Still, I’m not surprised that you and this guy have been drawn to each other – because other than the fact that you are single and he isn’t, you have some distinct commonalities. You’re both lonely and want to have sex again; you’re both looking for connection: physical and emotional, especially after long periods of lockdown and self-isolation. That’s why you spend hours talking, and that’s why you’ve gravitated towards each other. These are basic human needs that we can all relate to.

But your paramour is married. He shares a bed with someone else (and if he claims otherwise, I’d recommend taking that with a huge pinch of salt) – which means that you are in a love triangle. There aren’t two people in this relationship, there are three. More, if you include his children. And I think there are serious issues with consent when one person is being intimate with another without the full knowledge and agreement of their spouse.

I don’t want to be overly-judgemental, here: life is messy, people are human. We all make mistakes. But I’d be wanting to know a lot more about his intentions, if it were me – okay, so they’re “just together for the children”. Will he leave as soon as they turn 18? How old are they now – how long, feasibly, might you be waiting, if things work out? What are the terms of their living arrangements? What will they do when the children start asking questions? Why isn’t his wife dating, if he is? What if you fall in love?

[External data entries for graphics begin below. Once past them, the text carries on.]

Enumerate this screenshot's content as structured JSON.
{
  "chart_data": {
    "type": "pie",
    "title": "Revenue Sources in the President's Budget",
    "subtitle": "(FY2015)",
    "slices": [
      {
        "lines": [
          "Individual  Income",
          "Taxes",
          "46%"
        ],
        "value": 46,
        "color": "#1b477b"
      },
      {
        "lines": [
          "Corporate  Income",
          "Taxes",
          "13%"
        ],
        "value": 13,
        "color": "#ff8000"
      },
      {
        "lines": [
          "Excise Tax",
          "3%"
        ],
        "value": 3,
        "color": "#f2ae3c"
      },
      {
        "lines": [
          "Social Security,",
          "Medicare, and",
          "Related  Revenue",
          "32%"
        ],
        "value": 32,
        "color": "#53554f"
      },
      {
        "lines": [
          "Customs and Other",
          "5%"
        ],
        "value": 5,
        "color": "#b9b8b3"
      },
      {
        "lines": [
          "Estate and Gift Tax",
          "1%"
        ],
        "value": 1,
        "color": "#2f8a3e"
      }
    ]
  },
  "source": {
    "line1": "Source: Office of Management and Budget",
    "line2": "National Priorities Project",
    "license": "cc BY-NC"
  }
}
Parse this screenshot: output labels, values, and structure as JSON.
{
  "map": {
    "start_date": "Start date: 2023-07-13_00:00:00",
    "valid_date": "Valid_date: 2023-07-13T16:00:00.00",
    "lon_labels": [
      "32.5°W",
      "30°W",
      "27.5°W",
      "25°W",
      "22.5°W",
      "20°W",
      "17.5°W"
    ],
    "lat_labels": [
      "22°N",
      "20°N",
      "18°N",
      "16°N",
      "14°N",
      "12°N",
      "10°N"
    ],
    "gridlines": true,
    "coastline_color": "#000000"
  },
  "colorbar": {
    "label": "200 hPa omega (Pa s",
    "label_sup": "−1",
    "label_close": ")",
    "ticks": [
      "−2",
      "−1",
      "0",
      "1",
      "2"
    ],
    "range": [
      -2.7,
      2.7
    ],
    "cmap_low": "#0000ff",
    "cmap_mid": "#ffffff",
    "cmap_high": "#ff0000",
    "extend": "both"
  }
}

Also, I notice you say “date” in your email, rather than “sleep with”. That tells me you want more. But you won’t get “more” from a man who is already married.

Sometimes, affairs do work out – but it is rare. For starters, you’d likely have a huge issue with trusting this man, even if you were in an above-board relationship with him. And even if you believe (after extensive interrogation) that he is telling the truth about his relationship with his wife and you are totally happy to be someone’s “bit on the side” – well I’d ask you to ask yourself this question: why? And (crucially): don’t you deserve more?

Hard as it is, I’d wholly recommend cutting this off now, before you meet and (inevitably) have sex. After that, your feelings are only likely to grow stronger. Start by going “no contact” with him – there are other tips you could try, here. You already know what to do, because you said it yourself in your email: stop it, because you’re going to get hurt.